И я поторопился распределить наши обязанности.

О, работа эта была поистине бесконечной! Оба мы были одинаково неопытны и неумелы, а трудности ученичества, которые нам приходилось одолевать, усугублялись еще слабостью, возраставшей с каждым мгновением. Не говоря уже о перерывах в работе, вызывавшихся необходимостью время от времени подходить к Диане, чтобы покормить ее, — я разделил на крошечные порции совсем уже почти истощившийся запас лазанок, оба мы — то Сольбёский, то я — испытывали внезапные приступы изнеможения, заставлявшие нас выпускать из рук наши нехитрые инструменты. Наконец мы завершили работу, если можно называть завершенной работой безобразный и грубый предмет, кое-как изготовленный нами. И тем не менее мы чувствовали себя счастливцами!

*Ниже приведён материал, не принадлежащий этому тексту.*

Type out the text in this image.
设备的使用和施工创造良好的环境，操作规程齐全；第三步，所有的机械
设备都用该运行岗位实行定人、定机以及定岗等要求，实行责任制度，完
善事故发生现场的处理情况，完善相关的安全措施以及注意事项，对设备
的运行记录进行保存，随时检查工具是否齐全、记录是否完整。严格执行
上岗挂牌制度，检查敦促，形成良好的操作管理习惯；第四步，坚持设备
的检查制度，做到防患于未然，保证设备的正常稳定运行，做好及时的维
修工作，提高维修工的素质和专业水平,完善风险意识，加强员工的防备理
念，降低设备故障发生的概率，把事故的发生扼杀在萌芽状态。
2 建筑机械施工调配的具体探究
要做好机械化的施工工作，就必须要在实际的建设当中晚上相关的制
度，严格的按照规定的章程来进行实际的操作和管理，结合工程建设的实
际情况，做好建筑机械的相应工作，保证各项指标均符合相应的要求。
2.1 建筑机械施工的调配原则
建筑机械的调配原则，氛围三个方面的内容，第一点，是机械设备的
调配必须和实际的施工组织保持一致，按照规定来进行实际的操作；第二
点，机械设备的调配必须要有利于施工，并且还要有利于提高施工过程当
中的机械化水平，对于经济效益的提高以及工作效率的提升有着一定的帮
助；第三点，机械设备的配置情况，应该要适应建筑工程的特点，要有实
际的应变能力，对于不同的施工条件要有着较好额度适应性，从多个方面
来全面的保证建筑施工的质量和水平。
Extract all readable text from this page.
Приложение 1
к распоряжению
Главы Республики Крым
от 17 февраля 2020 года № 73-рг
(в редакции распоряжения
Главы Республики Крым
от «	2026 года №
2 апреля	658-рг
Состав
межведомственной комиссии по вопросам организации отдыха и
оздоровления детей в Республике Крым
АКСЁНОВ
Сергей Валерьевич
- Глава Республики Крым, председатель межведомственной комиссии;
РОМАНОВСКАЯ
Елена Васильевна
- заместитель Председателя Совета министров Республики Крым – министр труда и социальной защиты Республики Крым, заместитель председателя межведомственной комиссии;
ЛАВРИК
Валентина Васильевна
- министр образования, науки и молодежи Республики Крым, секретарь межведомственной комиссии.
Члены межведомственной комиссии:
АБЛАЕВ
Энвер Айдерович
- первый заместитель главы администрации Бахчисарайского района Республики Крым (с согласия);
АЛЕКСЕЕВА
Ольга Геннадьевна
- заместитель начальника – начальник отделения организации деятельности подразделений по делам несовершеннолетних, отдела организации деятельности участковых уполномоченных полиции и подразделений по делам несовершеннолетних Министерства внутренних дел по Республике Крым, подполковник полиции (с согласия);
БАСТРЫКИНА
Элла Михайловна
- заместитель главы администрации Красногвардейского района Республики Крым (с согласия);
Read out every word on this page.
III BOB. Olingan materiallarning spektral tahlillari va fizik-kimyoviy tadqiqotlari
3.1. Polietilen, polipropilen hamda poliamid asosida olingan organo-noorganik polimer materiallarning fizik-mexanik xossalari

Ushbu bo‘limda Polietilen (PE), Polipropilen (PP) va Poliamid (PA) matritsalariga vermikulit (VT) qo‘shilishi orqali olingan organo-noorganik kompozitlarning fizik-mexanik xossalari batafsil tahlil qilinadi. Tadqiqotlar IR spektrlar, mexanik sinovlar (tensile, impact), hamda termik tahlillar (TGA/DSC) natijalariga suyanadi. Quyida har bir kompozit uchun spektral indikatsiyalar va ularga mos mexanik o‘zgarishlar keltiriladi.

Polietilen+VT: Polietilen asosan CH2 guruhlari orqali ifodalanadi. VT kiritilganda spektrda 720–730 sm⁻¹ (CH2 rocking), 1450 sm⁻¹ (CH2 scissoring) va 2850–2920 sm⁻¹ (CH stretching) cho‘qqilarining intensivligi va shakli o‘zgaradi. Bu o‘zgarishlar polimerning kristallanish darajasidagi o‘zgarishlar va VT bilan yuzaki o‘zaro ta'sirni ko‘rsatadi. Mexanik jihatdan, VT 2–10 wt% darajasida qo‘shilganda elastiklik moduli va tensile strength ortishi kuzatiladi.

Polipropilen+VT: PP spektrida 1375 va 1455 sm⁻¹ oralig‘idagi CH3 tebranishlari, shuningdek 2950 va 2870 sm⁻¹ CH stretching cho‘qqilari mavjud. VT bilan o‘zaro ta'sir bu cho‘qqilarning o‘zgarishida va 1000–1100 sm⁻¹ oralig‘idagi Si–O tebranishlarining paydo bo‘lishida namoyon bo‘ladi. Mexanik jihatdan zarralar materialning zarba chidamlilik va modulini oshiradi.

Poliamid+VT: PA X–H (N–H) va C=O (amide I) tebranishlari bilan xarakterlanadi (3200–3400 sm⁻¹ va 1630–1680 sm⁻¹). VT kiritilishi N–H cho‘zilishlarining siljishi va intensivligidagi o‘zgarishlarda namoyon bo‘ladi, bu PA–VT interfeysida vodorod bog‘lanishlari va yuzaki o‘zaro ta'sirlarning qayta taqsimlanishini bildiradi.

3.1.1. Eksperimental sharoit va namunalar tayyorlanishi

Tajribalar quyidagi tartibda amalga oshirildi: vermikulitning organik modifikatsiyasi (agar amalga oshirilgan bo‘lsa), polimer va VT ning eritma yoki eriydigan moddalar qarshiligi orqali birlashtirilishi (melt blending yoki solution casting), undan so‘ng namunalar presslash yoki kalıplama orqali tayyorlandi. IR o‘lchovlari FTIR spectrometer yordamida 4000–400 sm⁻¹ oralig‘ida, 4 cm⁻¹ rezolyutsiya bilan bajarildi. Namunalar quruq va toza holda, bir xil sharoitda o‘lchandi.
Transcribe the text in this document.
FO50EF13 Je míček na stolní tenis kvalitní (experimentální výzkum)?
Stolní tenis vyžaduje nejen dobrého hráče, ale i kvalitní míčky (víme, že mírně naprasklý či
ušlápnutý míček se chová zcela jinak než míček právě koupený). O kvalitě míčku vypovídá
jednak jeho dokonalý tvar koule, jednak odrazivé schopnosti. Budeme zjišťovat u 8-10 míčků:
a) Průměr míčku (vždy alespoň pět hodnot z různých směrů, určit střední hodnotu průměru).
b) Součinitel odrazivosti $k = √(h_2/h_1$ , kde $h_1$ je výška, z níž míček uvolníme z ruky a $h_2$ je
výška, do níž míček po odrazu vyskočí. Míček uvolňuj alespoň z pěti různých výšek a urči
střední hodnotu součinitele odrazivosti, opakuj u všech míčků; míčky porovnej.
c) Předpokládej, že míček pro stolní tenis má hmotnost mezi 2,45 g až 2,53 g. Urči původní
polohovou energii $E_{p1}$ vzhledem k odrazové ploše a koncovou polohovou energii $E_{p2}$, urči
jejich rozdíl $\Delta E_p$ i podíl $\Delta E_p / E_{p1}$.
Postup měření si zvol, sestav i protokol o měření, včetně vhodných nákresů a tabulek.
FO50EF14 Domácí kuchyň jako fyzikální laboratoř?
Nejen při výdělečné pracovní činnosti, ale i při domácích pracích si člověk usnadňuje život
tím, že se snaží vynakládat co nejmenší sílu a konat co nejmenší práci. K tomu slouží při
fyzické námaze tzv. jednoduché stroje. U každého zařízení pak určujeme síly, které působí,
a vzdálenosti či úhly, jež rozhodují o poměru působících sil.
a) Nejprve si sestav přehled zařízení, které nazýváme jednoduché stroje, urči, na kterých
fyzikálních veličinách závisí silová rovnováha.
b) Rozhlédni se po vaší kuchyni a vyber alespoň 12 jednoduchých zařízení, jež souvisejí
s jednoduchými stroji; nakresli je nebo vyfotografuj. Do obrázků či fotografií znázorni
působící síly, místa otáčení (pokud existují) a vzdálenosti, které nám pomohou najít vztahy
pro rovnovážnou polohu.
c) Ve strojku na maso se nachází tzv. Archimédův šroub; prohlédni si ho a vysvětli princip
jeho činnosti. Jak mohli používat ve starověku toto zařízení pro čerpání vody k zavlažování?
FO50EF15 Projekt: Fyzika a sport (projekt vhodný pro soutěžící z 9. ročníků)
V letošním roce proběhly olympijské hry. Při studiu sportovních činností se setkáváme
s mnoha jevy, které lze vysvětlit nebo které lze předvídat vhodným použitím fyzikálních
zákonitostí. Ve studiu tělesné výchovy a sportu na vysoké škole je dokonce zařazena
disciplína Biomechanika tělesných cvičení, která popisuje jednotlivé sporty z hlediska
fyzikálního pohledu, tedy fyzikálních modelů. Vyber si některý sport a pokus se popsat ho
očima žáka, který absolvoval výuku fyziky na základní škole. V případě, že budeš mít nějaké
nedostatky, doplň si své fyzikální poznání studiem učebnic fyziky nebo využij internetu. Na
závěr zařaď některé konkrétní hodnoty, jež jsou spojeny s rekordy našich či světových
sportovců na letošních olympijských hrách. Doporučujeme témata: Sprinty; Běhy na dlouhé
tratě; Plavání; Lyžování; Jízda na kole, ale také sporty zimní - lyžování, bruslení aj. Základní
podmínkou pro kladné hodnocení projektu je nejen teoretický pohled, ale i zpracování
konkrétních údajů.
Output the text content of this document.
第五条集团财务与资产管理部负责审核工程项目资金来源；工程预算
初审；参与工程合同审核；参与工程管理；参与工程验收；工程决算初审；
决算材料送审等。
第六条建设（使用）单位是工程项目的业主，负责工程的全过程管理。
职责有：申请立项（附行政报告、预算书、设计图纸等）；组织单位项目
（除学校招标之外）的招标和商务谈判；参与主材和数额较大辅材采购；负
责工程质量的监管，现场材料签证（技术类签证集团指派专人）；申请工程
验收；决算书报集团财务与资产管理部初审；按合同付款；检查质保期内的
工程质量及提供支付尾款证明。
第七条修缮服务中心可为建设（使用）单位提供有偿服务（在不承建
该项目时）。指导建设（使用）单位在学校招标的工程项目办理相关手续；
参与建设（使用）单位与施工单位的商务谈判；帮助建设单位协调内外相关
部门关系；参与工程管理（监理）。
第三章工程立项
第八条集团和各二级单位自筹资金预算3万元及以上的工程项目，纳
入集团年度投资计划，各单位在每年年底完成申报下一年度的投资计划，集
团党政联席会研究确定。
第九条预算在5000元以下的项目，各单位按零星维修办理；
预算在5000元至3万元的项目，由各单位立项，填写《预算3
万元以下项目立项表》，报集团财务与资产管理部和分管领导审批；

Затем, приняв все меры, необходимые на время нашего отсутствия, мы с величайшими усилиями, — с каждым шагом возраставшими, потому что нам приходилось волочить за собой сколоченную нами лестницу, — добрались наконец до балкона.

Кто бы мог подумать! Сколь бы долгими ни казались моему нетерпению истекшие часы, все же их прошло гораздо больше, чем мы полагали.

Через дверь, выходившую на балкон, проникал дневной свет, свет нового дня, солнце третьего уже по счету полудня! Меня поразило, что я страдаю уже так давно и что я так плохо отдавал себе отчет в продолжительности этих страданий. Впрочем, у горя быстрые ноги.

Сольбёский поспешил выбежать на балкон; там меня не ждало ничего нового, и я за ним не последовал.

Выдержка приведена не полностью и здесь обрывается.